The Web of Silence
It lasts much longer than a foolish insect, unaware a soundless Black Widow awaits, until it flies into the stickiness that is her web of capture. For humans, it takes centuries before an attempt is made to tear the web of silence apart.
Like the insect, we also struggle with the gooey web, pull against its strength and challenge its sheer size. But, being human we also push back against generations of fear-driven life to unearth the sovereignty of our soul—the conjoined right-to-be-heard in a quest for free will.

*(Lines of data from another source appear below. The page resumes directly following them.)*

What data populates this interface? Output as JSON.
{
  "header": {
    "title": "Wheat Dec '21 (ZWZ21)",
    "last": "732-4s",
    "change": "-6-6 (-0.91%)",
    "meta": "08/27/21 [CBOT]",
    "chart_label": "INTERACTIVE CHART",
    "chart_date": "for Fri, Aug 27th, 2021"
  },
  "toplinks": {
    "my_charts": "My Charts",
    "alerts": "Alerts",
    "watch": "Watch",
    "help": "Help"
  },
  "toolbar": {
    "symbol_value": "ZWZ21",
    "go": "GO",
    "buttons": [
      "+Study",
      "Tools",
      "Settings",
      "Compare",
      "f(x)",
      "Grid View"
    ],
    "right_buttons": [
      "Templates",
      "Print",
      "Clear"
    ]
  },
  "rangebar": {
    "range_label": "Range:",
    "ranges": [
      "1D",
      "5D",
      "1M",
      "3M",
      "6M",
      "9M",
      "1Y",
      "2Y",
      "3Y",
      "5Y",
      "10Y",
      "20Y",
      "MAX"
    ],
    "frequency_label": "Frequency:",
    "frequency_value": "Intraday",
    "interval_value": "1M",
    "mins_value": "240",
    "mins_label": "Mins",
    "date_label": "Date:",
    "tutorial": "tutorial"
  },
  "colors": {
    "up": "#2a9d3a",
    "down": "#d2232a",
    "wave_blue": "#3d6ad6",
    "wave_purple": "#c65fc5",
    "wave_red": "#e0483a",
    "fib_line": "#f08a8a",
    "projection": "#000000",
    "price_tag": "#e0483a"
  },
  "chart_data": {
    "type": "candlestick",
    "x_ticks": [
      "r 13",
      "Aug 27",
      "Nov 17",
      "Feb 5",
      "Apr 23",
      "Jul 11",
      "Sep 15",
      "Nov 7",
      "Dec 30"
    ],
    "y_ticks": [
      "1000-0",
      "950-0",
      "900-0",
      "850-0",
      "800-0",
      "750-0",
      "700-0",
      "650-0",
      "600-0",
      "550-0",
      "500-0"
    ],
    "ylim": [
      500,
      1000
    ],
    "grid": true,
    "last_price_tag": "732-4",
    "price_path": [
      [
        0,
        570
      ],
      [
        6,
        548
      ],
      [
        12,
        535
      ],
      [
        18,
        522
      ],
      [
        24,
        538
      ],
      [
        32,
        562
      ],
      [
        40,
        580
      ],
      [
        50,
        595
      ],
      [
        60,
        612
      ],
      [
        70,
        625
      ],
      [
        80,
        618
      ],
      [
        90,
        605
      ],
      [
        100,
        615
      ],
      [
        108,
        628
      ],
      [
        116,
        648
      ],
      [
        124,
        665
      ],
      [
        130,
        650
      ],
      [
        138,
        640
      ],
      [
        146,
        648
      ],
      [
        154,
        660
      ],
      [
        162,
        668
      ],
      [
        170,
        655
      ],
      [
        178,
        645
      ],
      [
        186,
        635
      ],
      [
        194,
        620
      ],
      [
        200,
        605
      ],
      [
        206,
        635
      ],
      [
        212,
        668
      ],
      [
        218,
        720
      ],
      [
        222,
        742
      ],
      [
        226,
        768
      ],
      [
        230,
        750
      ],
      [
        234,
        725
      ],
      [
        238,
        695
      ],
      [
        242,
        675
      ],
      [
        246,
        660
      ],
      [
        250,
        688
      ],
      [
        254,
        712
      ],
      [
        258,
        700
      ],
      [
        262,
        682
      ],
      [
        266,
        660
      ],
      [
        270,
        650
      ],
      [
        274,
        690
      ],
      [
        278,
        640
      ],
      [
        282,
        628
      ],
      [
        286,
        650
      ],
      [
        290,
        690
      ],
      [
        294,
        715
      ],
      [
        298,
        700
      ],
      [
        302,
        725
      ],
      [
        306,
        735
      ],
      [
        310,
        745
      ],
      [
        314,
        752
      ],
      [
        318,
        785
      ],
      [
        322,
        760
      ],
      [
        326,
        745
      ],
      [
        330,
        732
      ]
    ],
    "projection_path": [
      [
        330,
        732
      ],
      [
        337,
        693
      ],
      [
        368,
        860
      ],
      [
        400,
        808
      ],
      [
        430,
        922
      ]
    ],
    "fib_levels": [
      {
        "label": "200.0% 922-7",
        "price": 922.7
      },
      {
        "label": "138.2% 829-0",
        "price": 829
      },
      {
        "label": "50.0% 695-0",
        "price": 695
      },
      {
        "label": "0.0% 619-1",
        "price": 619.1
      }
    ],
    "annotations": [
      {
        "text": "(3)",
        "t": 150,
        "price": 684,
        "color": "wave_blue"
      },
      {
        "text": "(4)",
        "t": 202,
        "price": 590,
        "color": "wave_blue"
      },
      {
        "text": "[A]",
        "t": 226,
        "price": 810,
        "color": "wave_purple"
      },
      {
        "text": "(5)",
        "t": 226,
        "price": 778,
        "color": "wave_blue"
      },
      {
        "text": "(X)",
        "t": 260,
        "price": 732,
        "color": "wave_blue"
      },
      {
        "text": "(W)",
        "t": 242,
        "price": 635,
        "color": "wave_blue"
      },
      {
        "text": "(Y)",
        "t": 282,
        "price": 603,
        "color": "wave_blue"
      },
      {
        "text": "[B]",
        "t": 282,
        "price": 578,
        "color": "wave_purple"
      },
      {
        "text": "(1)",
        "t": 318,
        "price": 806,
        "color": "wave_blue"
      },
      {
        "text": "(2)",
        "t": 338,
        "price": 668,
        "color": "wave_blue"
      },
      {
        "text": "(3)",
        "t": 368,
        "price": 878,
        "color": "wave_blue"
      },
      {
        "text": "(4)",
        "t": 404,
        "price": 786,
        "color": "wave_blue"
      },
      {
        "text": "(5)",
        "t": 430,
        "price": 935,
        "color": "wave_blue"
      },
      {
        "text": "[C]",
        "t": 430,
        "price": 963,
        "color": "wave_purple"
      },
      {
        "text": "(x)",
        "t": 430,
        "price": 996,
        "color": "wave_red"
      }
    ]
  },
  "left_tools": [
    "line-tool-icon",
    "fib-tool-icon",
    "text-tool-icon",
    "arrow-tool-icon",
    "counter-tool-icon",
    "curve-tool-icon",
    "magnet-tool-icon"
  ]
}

In the naivety of my youth, I seldom thought beyond my own freedoms. It is now, as the voices of humanity decry the silences of the past, that I unite my hope with theirs for a better world. Still, no longer naïve, I acknowledge that my self-determination and that of others is wholeheartedly different; be it: age, belief, language, ethnicity, politics, locale, hatred, lifestyle or fast-paced social media.
Recently I saw the movie, “The King’s Speech,” and, if the award nominations are any indication, so did millions of others. There is a scene in the movie that led me to write what you read now. It is when King George VI of England finally breaks the web of silence from his unfortunate childhood and screams at Lionel Logue, his eccentric speech therapist, “…cuz I have a voice!”
Each of us has a voice, like our Italian sisters who protest against Premier Berlusconi because they are humiliated by… (Readers: you fill in the reasons why the women of our world are so dishonored.) During the time it takes our earth to turn on its axis, one more silenced voice begins to whisper, then to speak and finally to scream. As a result, and no matter what, each of us will fly into that sticky web that is the future of humanity and no one is exempt from its outcome.